The Ulster Orchestra at St Comgall’s Community Hub, Belfast, 6 June 2023
Private piece, no connection to my employer

On the playground sit pensioners and under the sky shines a glass ceiling but today’s game is tag and time is “it”.
For one good hour the string quartet from the Ulster Orchestra holds the audience of, well, Belfast’s newest concert hall in the palm of its hand, only releasing us to applaud each piece in delight before we finally stand for an ovation.
We are taken on a magical mystery tour of popular music, from Adele back to ELO, and around Irish folk ballads and jigs, but there is also Handel’s Water Music and Vaughan Williams’ Lark Ascending, as well as something I could swear they called the Danish Peach Dance.

The Handel, we are told by the violist, was originally written to be performed on barges. Here, in the former primary school on Divis Street, the stage looks quite solid underfoot but the elusive fact is that it floats on a river of dreams because this wonderful venue is the old school courtyard. You cannot sit here long without imagining the rush of little ones around this space when it was still a school a generation ago, open to the Belfast rain.
Like the lark their schooldays have risen and melted into the air of time but you like to imagine that the girls and boys might still live on in the memories of some of the ladies and gentlemen in the audience beneath today’s glass canopy.
Had you never known a school existed here, you could fancy yourself sitting in a cloister somewhere in Spain or France thanks to the arches and pillars that enclose the space, and the great spires of St Peter’s Cathedral you see looming beyond the glass.
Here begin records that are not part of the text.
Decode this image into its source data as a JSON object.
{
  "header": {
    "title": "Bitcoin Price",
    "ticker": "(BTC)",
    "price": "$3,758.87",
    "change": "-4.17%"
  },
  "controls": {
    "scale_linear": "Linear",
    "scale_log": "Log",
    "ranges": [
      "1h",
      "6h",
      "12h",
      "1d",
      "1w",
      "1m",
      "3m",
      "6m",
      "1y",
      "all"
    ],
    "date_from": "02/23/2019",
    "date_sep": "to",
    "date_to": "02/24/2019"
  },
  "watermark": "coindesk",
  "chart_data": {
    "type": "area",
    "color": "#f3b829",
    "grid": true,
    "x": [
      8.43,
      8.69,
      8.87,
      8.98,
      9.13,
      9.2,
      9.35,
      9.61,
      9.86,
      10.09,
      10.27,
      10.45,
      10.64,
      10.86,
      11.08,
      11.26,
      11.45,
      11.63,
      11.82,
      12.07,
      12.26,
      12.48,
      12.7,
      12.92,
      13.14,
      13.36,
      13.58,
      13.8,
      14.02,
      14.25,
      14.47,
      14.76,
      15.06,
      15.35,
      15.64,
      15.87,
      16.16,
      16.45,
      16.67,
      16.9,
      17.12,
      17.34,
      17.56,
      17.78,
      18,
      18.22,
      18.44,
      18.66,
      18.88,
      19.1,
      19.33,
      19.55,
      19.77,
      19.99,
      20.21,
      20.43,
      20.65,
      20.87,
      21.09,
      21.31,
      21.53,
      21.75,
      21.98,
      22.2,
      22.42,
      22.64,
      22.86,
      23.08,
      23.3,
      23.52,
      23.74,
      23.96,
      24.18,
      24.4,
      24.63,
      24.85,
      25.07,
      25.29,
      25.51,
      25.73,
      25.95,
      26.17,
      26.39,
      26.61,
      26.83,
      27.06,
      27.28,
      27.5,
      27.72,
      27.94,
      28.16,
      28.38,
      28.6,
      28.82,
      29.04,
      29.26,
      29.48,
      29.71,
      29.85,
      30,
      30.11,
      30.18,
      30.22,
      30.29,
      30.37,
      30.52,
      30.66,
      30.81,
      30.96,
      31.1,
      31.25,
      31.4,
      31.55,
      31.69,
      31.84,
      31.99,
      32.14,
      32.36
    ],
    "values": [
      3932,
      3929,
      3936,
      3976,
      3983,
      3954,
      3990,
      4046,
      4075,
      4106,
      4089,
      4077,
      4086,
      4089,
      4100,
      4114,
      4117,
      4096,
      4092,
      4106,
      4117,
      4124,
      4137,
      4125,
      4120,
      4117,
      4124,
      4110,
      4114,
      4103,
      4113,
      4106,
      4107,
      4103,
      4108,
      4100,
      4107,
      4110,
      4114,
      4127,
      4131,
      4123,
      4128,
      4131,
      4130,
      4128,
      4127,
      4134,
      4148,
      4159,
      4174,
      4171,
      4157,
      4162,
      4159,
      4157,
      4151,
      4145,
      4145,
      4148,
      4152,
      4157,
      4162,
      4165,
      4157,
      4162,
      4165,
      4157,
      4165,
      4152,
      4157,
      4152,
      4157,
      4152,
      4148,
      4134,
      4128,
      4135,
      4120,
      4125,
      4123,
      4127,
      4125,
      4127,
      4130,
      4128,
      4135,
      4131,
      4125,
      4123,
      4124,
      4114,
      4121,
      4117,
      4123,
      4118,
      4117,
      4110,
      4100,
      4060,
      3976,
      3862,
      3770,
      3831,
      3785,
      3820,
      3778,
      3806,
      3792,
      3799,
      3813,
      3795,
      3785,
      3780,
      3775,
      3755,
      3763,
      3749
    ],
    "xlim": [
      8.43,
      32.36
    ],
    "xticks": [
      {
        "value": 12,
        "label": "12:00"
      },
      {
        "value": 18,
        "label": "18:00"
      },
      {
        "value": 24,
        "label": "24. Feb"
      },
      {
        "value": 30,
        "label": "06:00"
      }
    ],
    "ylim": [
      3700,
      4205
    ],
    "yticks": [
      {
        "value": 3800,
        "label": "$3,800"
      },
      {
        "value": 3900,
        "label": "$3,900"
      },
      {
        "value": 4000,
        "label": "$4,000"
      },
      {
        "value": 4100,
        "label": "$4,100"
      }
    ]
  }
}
If you have not heard of St Comgall’s Community Hub, it’s okay – it has yet to open officially since its grand transformation. We are told it did host the ultimate “cross-community ceilidh” earlier this year – an event attended by not just Catholics and Protestants but Israelis and Palestinians! – but otherwise this is the first concert and who better than the Ulster Orchestra to perform? The orchestra is now a neighbour, having recently moved into a new home on nearby Townsend Street.
I only learnt about the concert by picking up a flyer at Belfast Central Library when I arrived in the city for a visit this week. What was not to like about the promise of a free concert by a great orchestra with refreshments thrown in?

But the journalist inside me was also intrigued by the idea of seeing a new cultural space in west Belfast, with its tragic past during The Troubles and its history of urban deprivation. I had grown up in a peaceful, middle-class part of south Belfast during those awful years and had rarely set foot in the west of the city.
Having never heard of St Comgall’s I was not even sure how to pronounce the name because as I asked my way from Royal Avenue out towards Divis Tower and the Falls Road – my Maps app was playing up – I could swear people called it “St Congles”.

“How to you say the name?” I brightly asked the chap who ushered me in on Tuesday.
“Is it St Com-gall’s or St Con-galls?”
“St Comgall’s.”
“Sorry?”
“St Comgall’s. It depends on your accent, I suppose. Where are you from?”
“South Belfast.”
“Says it all!”
We both laughed and I pressed on none the wiser but as happy as a boy breaking ice on a puddle.